J’ai mis du temps à intégrer le monde du football. Ce qui me dérangeait et me dérange encore aujourd’hui c’est le grand manque de pédagogie. On est beaucoup trop sur la compétition quitte à laisser de côté des joueurs moins compétents qui ont tout autant leur place que les autres. Même pire, des éducateurs deviennent agressifs alors que ce ne sont que des enfants qui jouent au football.
On arrive plus facilement à des résultats via des chemins plus pédagogiques, je dis à mes joueuses
« Je veux toujours qu’on progresse, mais chacun à son rythme. ». Dès qu’on a les fondements moraux précédemment instaurés, les résultats sportifs viennent d’eux-mêmes.

« J’ai le projet d’organiser un tournoi handisport, pour instaurer des liens avec des associations qui œuvrent dans ce domaine et d’inclure ces activités dans le programme de mes joueuses. »
En tant qu’éducatrice, qu’est-ce qui vous réjouit le plus ?

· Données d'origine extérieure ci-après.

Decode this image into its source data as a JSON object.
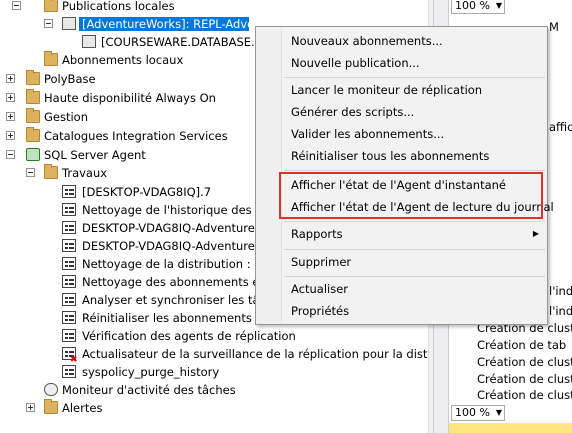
{
  "tree": {
    "publications_locales": "Publications locales",
    "publication": "[AdventureWorks]: REPL-AdventureWorks",
    "courseware": "[COURSEWARE.DATABASE.W",
    "abonnements_locaux": "Abonnements locaux",
    "polybase": "PolyBase",
    "haute_dispo": "Haute disponibilité Always On",
    "gestion": "Gestion",
    "catalogues": "Catalogues Integration Services",
    "sql_agent": "SQL Server Agent",
    "travaux": "Travaux",
    "jobs": [
      "[DESKTOP-VDAG8IQ].7",
      "Nettoyage de l'historique des ag",
      "DESKTOP-VDAG8IQ-AdventureW",
      "DESKTOP-VDAG8IQ-AdventureW",
      "Nettoyage de la distribution : dist",
      "Nettoyage des abonnements exp",
      "Analyser et synchroniser les tâche",
      "Réinitialiser les abonnements en cas d'échec de la validation des donn",
      "Vérification des agents de réplication",
      "Actualisateur de la surveillance de la réplication pour la distribution.",
      "syspolicy_purge_history"
    ],
    "moniteur": "Moniteur d'activité des tâches",
    "alertes": "Alertes"
  },
  "menu": {
    "items": [
      "Nouveaux abonnements...",
      "Nouvelle publication...",
      "Lancer le moniteur de réplication",
      "Générer des scripts...",
      "Valider les abonnements...",
      "Réinitialiser tous les abonnements",
      "Afficher l'état de l'Agent d'instantané",
      "Afficher l'état de l'Agent de lecture du journal",
      "Rapports",
      "Supprimer",
      "Actualiser",
      "Propriétés"
    ],
    "submenu_arrow": "▶"
  },
  "right": {
    "zoom_top": "100 %",
    "zoom_bottom": "100 %",
    "lines": [
      "Création de tab",
      "Création de tab",
      "Création de clust",
      "Création de tab",
      "Création de clust",
      "Création de clust",
      "Création de tab",
      "Création de clust",
      "Création de clust",
      "Création de tab",
      "Création de clust"
    ],
    "fragments": [
      "M",
      "afficl",
      "l'inde",
      "l'inde",
      "l'ind",
      "l'ind",
      "l'ind"
    ]
  },
  "colors": {
    "selection": "#0078d7",
    "highlight_box": "#e03030",
    "menu_bg": "#f2f2f2"
  }
}
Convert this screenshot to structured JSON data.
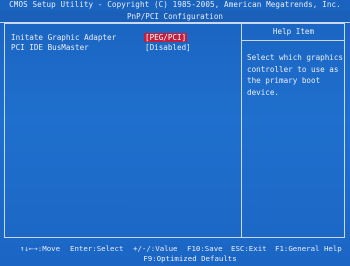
{
  "header": {
    "title": "CMOS Setup Utility - Copyright (C) 1985-2005, American Megatrends, Inc.",
    "page": "PnP/PCI Configuration"
  },
  "options": [
    {
      "label": "Initate Graphic Adapter",
      "value": "[PEG/PCI]",
      "selected": true
    },
    {
      "label": "PCI IDE BusMaster",
      "value": "[Disabled]",
      "selected": false
    }
  ],
  "help": {
    "title": "Help Item",
    "lines": [
      "Select which graphics",
      "controller to use as",
      "the primary boot",
      "device."
    ]
  },
  "footer": {
    "keys": [
      "↑↓←→:Move",
      "Enter:Select",
      "+/-/:Value",
      "F10:Save",
      "ESC:Exit",
      "F1:General Help"
    ],
    "line2": "F9:Optimized Defaults"
  },
  "colors": {
    "background": "#1f6fce",
    "selected_highlight": "#c21f3e",
    "text": "#e8edf6"
  }
}
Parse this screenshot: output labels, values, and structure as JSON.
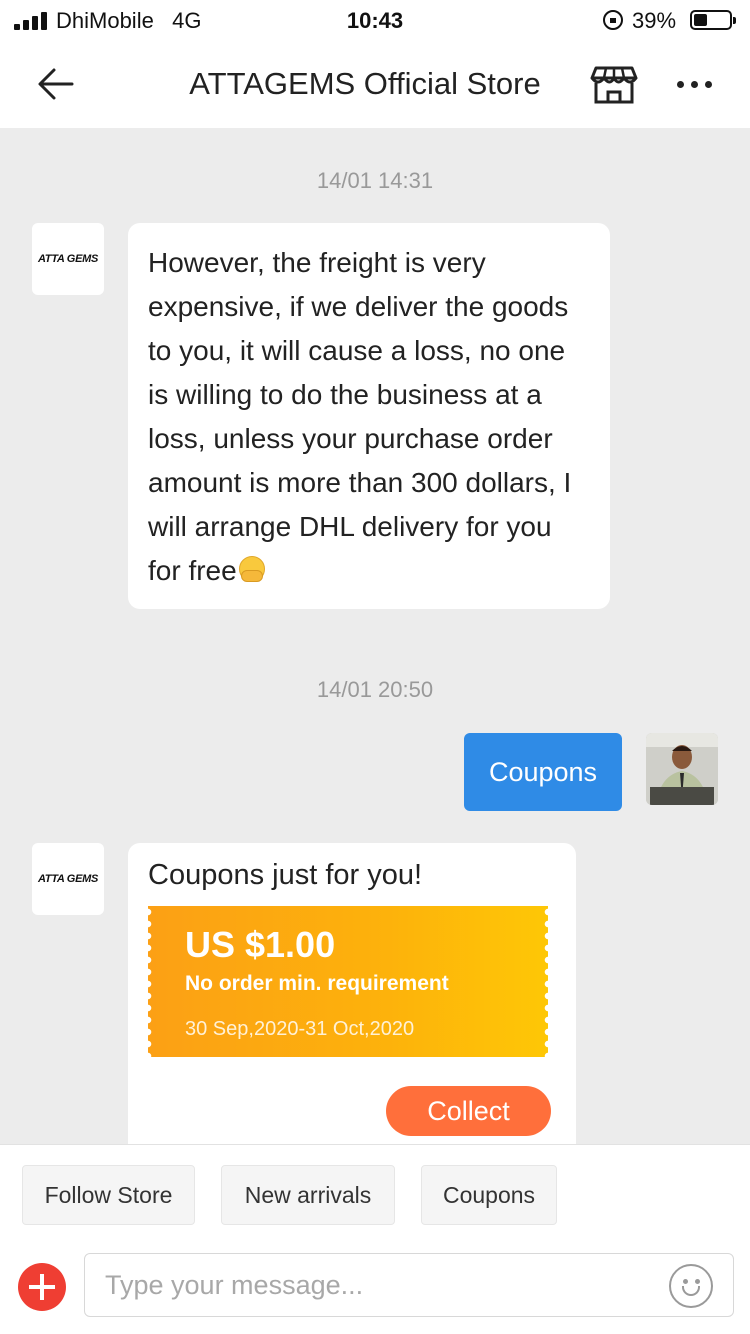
{
  "status_bar": {
    "carrier": "DhiMobile",
    "network": "4G",
    "time": "10:43",
    "battery_percent": "39%",
    "battery_level": 0.39
  },
  "header": {
    "title": "ATTAGEMS Official Store",
    "back_icon": "back-arrow-icon",
    "store_icon": "storefront-icon",
    "more_icon": "more-dots-icon"
  },
  "chat": {
    "store_logo_text": "ATTA GEMS",
    "messages": [
      {
        "timestamp": "14/01 14:31",
        "sender": "store",
        "text": "However, the freight is very expensive, if we deliver the goods to you, it will cause a loss, no one is willing to do the business at a loss, unless your purchase order amount is more than 300 dollars, I will arrange DHL delivery for you for free",
        "emoji": "hugging-face-icon"
      },
      {
        "timestamp": "14/01 20:50",
        "sender": "user",
        "text": "Coupons"
      },
      {
        "sender": "store",
        "title": "Coupons just for you!",
        "coupon": {
          "amount": "US $1.00",
          "requirement": "No order min. requirement",
          "dates": "30 Sep,2020-31 Oct,2020",
          "colors": [
            "#fca015",
            "#fec706"
          ]
        },
        "action_label": "Collect"
      }
    ]
  },
  "quick_replies": [
    "Follow Store",
    "New arrivals",
    "Coupons"
  ],
  "input": {
    "placeholder": "Type your message...",
    "value": ""
  },
  "colors": {
    "accent_blue": "#2f8be6",
    "collect_orange": "#ff6f3b",
    "plus_red": "#ef3e33"
  }
}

D’avoir un bon groupe et que malgré ce qui s’est passé je n’ai pas eu de pertes dans mon effectif, nous sommes dans l’évolution grâce aux joueuses plus compétentes qui prennent le temps de s’occuper des moins performantes.
Je suis très fière, mais j’aspire à devenir plus qu’une simple éducatrice. Si je pouvais changer le monde, je le ferais (rires). Mon objectif est de faire grandir mes joueuses et pas uniquement sur le plan footballistique, je me dois de leur apporter sur tous les aspects. Il faut qu’elles soient bien dans leur corps et dans leur tête.

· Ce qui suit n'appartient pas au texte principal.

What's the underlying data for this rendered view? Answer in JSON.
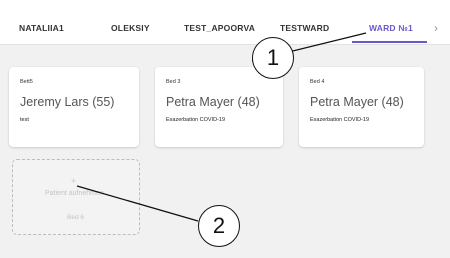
{
  "tabs": [
    {
      "label": "NATALIIA1"
    },
    {
      "label": "OLEKSIY"
    },
    {
      "label": "TEST_APOORVA"
    },
    {
      "label": "TESTWARD"
    },
    {
      "label": "WARD №1"
    }
  ],
  "tabs_next_icon": "chevron-right",
  "beds": [
    {
      "bed": "Bett5",
      "patient": "Jeremy Lars (55)",
      "diagnosis": "test"
    },
    {
      "bed": "Bed 3",
      "patient": "Petra Mayer (48)",
      "diagnosis": "Exazerbation COVID-19"
    },
    {
      "bed": "Bed 4",
      "patient": "Petra Mayer (48)",
      "diagnosis": "Exazerbation COVID-19"
    }
  ],
  "empty_bed": {
    "icon": "add-icon",
    "title": "Patient aufnehmen",
    "bed": "Bed 6"
  },
  "callouts": [
    {
      "number": "1"
    },
    {
      "number": "2"
    }
  ],
  "colors": {
    "accent": "#6a58c9",
    "background": "#f1f1f1"
  }
}
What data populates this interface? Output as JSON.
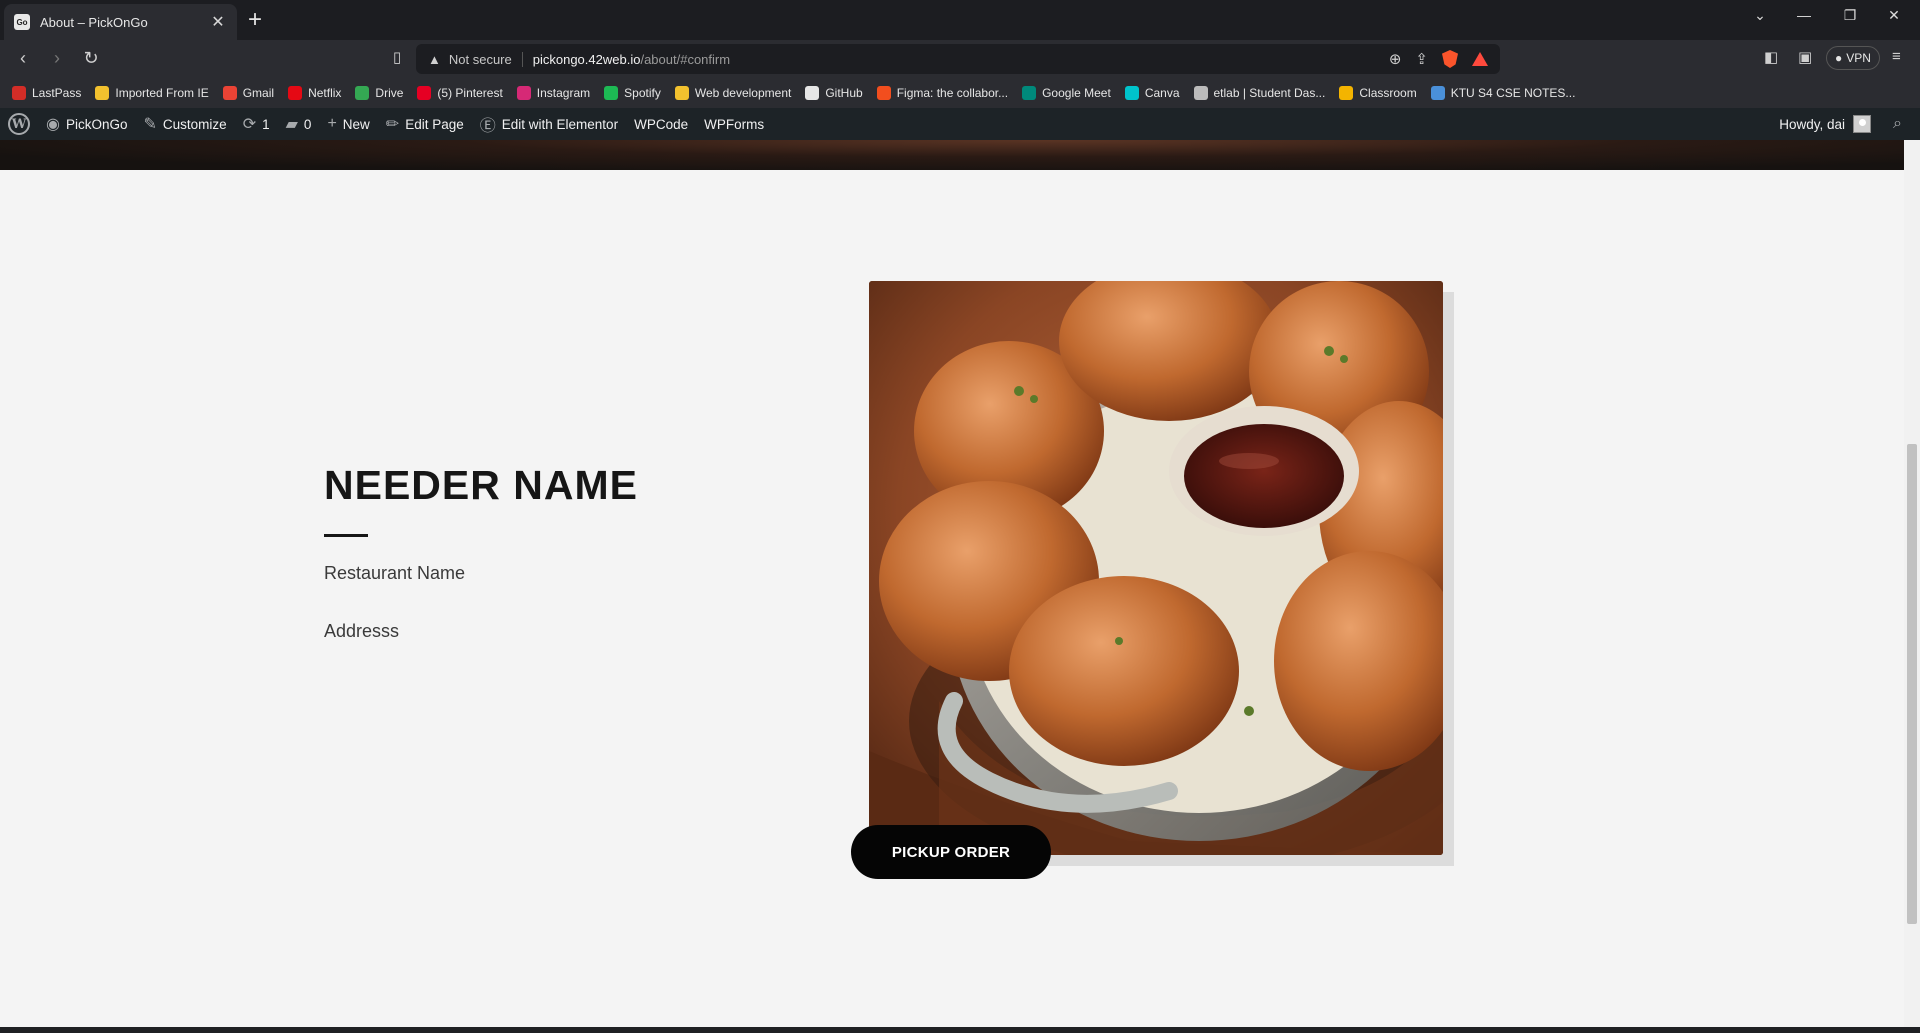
{
  "browser": {
    "tab_title": "About – PickOnGo",
    "favicon_text": "Go",
    "url_warning": "Not secure",
    "url_host": "pickongo.42web.io",
    "url_path": "/about/#confirm",
    "vpn_label": "VPN"
  },
  "bookmarks": [
    {
      "label": "LastPass",
      "color": "#d32d27"
    },
    {
      "label": "Imported From IE",
      "color": "#f2c12e"
    },
    {
      "label": "Gmail",
      "color": "#ea4335"
    },
    {
      "label": "Netflix",
      "color": "#e50914"
    },
    {
      "label": "Drive",
      "color": "#34a853"
    },
    {
      "label": "(5) Pinterest",
      "color": "#e60023"
    },
    {
      "label": "Instagram",
      "color": "#d62976"
    },
    {
      "label": "Spotify",
      "color": "#1db954"
    },
    {
      "label": "Web development",
      "color": "#f2c12e"
    },
    {
      "label": "GitHub",
      "color": "#e6e6e6"
    },
    {
      "label": "Figma: the collabor...",
      "color": "#f24e1e"
    },
    {
      "label": "Google Meet",
      "color": "#00897b"
    },
    {
      "label": "Canva",
      "color": "#00c4cc"
    },
    {
      "label": "etlab | Student Das...",
      "color": "#bbbbbb"
    },
    {
      "label": "Classroom",
      "color": "#f4b400"
    },
    {
      "label": "KTU S4 CSE NOTES...",
      "color": "#4a90d9"
    }
  ],
  "adminbar": {
    "site_name": "PickOnGo",
    "customize": "Customize",
    "updates_count": "1",
    "comments_count": "0",
    "new_label": "New",
    "edit_page": "Edit Page",
    "edit_elementor": "Edit with Elementor",
    "wpcode": "WPCode",
    "wpforms": "WPForms",
    "howdy": "Howdy, dai"
  },
  "content": {
    "heading": "NEEDER NAME",
    "restaurant_name": "Restaurant Name",
    "address": "Addresss",
    "button_label": "PICKUP ORDER",
    "image_alt": "fried chicken with dipping sauce"
  }
}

Avez-vous eu des désillusions depuis ces 5 années de carrière ?
J’avais des a priori, des échos négatifs au sujet du football mais finalement mon expérience est pleinement positive. Mon groupe adhère aux principes de respect, de fair-play et si une joueuse n’y adhère pas, elle n’a rien à faire donc ce collectif. Il existe d’autres endroits où l’on ne fait pas attention à toi, et où l’on est focalisé que sur la compétition. Ce n’est pas la philosophie de mon club, au contraire.
Il faut du respect entre joueurs et dans la relation joueur – entraîneur, lorsque tu as une communication sincère tout se passe parfaitement bien. Malheureusement, ce n’est pas le cas partout.
Pour l’après COVID et le retour des compétitions, quels sont vos objectifs avec votre groupe de joueuses ?
On souhaite continuer sur notre lancée, de faire une entente avec un club à proximité pour s’unir et aider au développement du football féminin. J’ai le projet d’organiser un tournoi handisport, pour instaurer des liens avec des associations qui œuvrent dans ce domaine et d’inclure dans le programme de mes joueuses, ces activités.
De surcroît, on a l’ambition de développer l’intergénérationnel, ce qui coïncide parfaitement avec notre idéologie : ouverture d’esprit, respect et sauvegarde des valeurs essentielles. Comme vous le voyez, j’ai énormément de projet, et je tiens à remercier mon club pour leur confiance.
Merci à Stéphanie pour cette interview, l’ensemble du DISTRICT GRAND VAUCLUSE apporte tout son soutien dans l’élaboration de ses projets qui mettent en lumière les vraies valeurs du football.